Le rockeur Bobby Gillespie, fils d'un leader syndical écossais, reste toujours effaré par le «chaos» et «le manque de solidarité» qu'il perçoit dans le monde mais continue, avec son groupe Primal Scream, de faire danser son désespoir sur d'entraînantes rythmiques rock et électro.

«C'est une question de tension. Nous apprécions cette tension entre une musique délirante et des paroles sombres. Comme le chantait Smokey Robinson (chanteur du groupe The Miracles dans les années 1960, ndlr), je vais aller danser pour éviter de pleurer...», explique à l'AFP avec son accent écossais le longiligne chanteur à la chevelure mi-longue, leader des Primal Scream depuis 30 ans.

Dans l'excellent onzième album, Chaosmosis, qui paraît vendredi, les fans du groupe retrouveront cet univers hybride électro-rock peuplé de guitares, de synthés et de rythmiques électro, où un entêtant refrain quasi-dance (100% or Nothing) et un synthé sorti tout droit des années 80 (Carnival of Fools) peuvent côtoyer une jolie ballade troussée à la guitare et aux cordes (Private Wars).

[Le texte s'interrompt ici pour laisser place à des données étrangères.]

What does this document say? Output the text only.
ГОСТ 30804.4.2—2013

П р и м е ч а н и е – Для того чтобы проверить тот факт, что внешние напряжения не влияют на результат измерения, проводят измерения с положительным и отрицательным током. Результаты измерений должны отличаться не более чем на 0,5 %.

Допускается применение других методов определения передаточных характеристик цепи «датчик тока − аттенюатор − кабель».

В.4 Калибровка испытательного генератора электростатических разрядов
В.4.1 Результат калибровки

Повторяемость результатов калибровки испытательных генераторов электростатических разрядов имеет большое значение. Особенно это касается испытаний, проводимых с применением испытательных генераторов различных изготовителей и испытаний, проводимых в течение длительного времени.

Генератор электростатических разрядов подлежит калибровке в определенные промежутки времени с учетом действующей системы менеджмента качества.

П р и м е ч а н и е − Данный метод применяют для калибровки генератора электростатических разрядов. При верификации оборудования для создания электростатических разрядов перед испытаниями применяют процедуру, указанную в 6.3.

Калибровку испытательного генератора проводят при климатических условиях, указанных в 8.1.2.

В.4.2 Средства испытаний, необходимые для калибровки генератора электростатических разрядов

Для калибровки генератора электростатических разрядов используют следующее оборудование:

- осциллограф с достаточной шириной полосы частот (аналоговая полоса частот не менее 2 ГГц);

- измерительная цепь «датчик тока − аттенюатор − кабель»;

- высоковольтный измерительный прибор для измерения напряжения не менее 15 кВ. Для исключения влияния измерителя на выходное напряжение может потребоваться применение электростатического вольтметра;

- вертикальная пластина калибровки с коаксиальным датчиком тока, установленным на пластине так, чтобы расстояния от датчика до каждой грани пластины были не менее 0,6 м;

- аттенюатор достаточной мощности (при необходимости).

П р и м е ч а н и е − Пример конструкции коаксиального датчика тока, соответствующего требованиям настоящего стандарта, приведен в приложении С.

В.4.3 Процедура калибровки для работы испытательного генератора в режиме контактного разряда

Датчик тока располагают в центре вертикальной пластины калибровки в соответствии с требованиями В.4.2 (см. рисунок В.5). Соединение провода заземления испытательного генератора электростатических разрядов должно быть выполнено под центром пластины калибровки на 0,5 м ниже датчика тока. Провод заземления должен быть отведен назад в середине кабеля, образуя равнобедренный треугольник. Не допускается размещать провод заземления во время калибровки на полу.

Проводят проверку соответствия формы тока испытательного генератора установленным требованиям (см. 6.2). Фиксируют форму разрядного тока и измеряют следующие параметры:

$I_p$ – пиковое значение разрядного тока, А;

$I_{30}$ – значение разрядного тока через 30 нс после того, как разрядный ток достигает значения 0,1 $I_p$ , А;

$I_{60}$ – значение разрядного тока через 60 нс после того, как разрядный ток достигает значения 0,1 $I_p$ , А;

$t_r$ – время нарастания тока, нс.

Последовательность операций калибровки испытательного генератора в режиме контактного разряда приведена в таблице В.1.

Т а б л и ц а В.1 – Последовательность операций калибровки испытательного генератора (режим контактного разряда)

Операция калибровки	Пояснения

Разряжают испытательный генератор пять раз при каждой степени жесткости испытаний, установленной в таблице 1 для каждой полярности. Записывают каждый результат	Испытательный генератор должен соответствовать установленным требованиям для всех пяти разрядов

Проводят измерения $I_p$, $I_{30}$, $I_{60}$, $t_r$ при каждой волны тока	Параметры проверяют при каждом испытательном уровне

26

Dès son titre, explique le torturé Bobby Gillespie, cet album traduit le «chaos» du monde moderne où «nous sommes constamment bombardés d'images, de publicités, de propagande». «Cet album s'intéresse en grande partie à l'impossibilité de communiquer et à la difficulté de nouer des relations stables entre individus...»

«La seule chose que le monde capitaliste nous demande, c'est d'être un agent de production, travaillant pour soi. Cette société fracturée empoisonne les relations humaines, et c'est ce que je questionne dans mes chansons», explique le chanteur de 53 ans, qui n'avait pas hésité à se dire publiquement «très heureux» après la mort de Margaret Thatcher en 2013.

Toujours «underground»

Le très rock morceau Golden Rope reflète son engagement politique permanent: «Le capital nous a colonisés, il nous dirige et nous divise, laisse planer une violence profondément en nous».

Mais des questionnements plus personnels nourrissent aussi les textes du rockeur écossais, comme sur le single Where the Light Gets In, en duo avec la jeune Américaine Sky Ferreira: «Les amours brisées sont les seules que je connaisse/Difficile de s'en sortir dans ce monde tout seul...»

Avec ce disque, mêlant considérations politiques et intimes avec une furieuse envie de continuer à s'amuser, Primal Scream continue à se positionner à la frontière de plusieurs genres musicaux.

Nourri à ses débuts de punk, Bobby Gillespie, ancien batteur du groupe The Jesus and Mary Chain, a rapidement puisé aussi son inspiration dans la scène «acid électro»: «On voyait que c'était la musique la plus joyeuse, la plus sexy, avec le plus d'énergie, c'était le vrai rock'n'roll pour nous, davantage que ce putain de rock universitaire venu des États-Unis», assure-t-il.

Primal Scream, fondé au milieu des années 1980, fut ainsi un des précurseurs du mariage de la pop et de la house avec Screamadelica (1991), considéré par la critique comme un des meilleurs albums de la décennie. Le groupe a aussi fait chanter Kate Moss. De quoi faire de lui une référence de la scène rock britannique même si Bobby Gillespie assure que le groupe reste largement «underground».